Einst gut geplantes Stadtgebiet

Die Vogelperspektive macht deutlich: Die Neubaugebiete des Erfurter Nordens sind aus städteplanerischer Sicht gut durchdacht. Hier wurden nicht einfach Wohnungen aus dem Boden gestampft und sog. Schlafstädte geschaffen, in denen es weder Einkaufsmöglichkeiten noch Kultur und Sport gab. Hier ist an alles gedacht: Der Sportplatz (heute Essener Straße), die alte Riethsporthalle, die Schwimmhalle, zwei große Kaufhallen, Ärztehäuser (damals Polikliniken).

Die große Freitreppe zum Tausend-Mann-Saal im Vilnius ist gut zu erkennen. Die Schüler der umliegenden Schulen hatten in diesem großen Saal ihre Mittagsversorgung, aber ebenso Abschlussbälle und am Wochenende war hier Disco. Das Vilnius selbst war ein Komplex, der Gastronomie, Einkauf und Kultur miteinander zu verbinden verstand. Auch interessant: Zwischen allen Gebäude gab es ausreichend Platz für Grünanlagen – schlichtweg Freiraum.
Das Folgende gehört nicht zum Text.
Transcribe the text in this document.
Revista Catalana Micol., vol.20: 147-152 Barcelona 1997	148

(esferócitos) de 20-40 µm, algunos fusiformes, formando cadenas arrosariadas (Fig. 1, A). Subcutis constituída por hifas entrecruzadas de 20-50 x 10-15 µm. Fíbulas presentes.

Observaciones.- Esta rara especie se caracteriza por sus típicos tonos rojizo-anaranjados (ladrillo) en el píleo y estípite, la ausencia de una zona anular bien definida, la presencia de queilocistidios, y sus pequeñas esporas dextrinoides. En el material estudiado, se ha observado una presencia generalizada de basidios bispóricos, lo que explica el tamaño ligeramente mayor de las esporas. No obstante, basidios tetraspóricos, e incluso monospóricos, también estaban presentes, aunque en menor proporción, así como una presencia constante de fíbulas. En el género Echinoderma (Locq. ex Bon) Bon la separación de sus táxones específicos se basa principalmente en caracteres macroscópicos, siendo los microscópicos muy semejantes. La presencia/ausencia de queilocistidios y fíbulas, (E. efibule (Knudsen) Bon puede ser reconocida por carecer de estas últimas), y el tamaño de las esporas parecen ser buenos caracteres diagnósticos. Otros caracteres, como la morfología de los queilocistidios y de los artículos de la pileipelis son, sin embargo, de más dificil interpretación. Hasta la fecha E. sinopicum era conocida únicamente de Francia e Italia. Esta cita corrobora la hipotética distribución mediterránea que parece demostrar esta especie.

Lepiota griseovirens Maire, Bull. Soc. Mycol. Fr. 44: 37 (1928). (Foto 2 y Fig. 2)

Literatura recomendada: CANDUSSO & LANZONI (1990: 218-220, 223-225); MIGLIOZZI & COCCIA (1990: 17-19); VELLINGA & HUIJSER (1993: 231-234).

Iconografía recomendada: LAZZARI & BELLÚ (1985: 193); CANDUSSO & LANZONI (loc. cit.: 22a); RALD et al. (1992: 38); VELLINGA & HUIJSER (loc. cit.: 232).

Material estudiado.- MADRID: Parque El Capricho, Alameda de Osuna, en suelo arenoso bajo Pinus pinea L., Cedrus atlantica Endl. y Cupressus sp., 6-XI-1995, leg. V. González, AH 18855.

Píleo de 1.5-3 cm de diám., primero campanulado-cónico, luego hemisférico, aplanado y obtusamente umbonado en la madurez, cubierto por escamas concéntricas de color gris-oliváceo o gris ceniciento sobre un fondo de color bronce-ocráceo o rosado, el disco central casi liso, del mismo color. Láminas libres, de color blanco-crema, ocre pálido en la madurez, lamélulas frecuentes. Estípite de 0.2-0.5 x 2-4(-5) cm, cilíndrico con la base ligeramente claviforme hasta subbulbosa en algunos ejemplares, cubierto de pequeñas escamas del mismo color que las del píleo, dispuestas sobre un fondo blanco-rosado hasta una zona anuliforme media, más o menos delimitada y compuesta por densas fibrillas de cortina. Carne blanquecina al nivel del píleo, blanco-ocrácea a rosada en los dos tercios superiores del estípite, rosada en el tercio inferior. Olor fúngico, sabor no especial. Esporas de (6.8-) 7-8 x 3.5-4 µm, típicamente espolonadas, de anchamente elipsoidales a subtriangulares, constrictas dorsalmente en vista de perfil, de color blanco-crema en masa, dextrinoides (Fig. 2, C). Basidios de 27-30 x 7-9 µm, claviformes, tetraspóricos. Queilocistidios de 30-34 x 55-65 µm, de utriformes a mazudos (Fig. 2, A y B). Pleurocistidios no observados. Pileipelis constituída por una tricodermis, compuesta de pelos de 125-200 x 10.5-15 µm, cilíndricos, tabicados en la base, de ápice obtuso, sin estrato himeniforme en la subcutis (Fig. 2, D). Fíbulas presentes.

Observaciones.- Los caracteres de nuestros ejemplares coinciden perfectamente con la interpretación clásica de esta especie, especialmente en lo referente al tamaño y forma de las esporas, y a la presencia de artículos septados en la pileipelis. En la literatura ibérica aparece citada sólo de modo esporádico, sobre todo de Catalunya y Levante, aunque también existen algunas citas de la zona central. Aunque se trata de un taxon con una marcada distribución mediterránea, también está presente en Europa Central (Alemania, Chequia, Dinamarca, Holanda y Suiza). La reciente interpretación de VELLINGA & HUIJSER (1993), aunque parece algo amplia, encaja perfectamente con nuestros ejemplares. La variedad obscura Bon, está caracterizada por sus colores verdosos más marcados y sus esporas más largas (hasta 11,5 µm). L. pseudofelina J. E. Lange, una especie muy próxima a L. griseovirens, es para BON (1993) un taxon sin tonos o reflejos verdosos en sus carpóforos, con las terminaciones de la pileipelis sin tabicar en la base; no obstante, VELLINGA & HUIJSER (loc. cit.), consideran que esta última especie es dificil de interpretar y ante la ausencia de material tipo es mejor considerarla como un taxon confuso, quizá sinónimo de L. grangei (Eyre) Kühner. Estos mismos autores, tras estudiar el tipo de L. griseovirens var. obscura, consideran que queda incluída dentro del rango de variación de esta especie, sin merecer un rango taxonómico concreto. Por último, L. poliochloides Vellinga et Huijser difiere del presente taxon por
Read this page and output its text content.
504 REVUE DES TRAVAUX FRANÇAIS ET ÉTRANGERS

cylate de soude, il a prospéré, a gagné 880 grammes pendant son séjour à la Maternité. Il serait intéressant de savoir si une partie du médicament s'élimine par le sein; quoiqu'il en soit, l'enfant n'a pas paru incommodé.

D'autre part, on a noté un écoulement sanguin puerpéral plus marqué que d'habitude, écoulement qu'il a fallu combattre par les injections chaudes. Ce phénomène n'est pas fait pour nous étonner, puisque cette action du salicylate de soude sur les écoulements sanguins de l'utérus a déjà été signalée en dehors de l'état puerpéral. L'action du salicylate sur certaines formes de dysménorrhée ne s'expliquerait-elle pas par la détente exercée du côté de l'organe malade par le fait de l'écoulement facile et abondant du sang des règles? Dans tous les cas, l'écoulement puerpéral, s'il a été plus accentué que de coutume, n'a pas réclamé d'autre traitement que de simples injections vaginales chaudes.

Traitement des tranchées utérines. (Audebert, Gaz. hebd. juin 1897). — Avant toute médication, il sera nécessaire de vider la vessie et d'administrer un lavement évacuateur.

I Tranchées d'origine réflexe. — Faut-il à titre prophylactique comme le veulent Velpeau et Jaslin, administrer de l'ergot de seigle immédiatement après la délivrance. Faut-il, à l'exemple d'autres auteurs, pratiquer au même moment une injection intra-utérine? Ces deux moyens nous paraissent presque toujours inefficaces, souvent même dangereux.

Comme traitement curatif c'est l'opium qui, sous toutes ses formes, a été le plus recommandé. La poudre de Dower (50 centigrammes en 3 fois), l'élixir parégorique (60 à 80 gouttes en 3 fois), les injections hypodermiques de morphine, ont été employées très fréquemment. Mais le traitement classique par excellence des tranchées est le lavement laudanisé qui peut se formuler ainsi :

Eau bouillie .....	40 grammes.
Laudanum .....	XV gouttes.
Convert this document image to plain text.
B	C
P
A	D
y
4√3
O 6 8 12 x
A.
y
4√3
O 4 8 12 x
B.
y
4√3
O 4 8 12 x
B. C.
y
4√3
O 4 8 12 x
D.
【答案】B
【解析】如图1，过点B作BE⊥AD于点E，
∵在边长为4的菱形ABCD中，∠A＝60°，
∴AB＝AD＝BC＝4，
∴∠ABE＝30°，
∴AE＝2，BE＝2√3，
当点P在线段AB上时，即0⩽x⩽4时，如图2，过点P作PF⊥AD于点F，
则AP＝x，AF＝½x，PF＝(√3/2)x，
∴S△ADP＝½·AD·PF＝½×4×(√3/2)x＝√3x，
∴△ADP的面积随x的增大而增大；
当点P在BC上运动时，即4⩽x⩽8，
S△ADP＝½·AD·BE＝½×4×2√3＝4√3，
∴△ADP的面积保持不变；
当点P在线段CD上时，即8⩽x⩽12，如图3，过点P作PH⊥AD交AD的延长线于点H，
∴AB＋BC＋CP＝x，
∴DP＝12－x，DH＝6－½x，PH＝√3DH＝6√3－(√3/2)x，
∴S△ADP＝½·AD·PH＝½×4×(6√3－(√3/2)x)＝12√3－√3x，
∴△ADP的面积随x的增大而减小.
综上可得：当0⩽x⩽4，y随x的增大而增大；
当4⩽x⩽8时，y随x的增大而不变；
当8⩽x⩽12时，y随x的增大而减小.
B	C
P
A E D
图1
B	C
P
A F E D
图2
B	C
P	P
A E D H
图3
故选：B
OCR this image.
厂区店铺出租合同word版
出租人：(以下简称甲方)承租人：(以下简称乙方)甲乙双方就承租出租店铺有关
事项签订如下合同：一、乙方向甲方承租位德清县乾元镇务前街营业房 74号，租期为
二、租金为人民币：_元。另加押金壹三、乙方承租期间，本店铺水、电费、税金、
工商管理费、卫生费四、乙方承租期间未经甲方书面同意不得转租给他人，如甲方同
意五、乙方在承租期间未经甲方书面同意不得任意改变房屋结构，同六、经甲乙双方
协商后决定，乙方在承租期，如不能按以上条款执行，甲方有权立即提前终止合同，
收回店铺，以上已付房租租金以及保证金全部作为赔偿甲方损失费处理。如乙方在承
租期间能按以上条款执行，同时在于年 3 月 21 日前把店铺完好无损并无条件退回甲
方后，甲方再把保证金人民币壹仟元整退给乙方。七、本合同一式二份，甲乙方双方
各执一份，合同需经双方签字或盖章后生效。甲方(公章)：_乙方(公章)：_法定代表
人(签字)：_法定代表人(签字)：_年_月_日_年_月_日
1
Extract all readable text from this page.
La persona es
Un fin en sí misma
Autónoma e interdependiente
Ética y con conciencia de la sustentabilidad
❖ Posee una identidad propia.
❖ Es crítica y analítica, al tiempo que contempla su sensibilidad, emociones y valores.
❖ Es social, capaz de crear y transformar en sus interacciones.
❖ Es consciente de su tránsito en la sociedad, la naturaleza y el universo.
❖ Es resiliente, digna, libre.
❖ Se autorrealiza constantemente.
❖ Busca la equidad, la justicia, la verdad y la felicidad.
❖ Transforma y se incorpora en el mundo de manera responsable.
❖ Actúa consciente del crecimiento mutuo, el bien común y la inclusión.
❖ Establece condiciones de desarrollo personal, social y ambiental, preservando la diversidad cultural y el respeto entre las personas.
Die Plätze waren Treffpunkte für jedermann. Kunst im öffentlichen Raum gab es viel: Das große Wandgemälde am Vilnius, das Mosaik am Moskauer Platz, Skulpturen am Berliner Platz, die überlebensgroßen Figuren um den Brunnen der Völkerfreundschaft … Die Anbindung an die Innenstadt mit Bus und Straßenbahn, auch mit der Riethschleuder war gegeben.

Viel Spaß beim Betrachten und erinnern und einen guten Start in die neue Woche!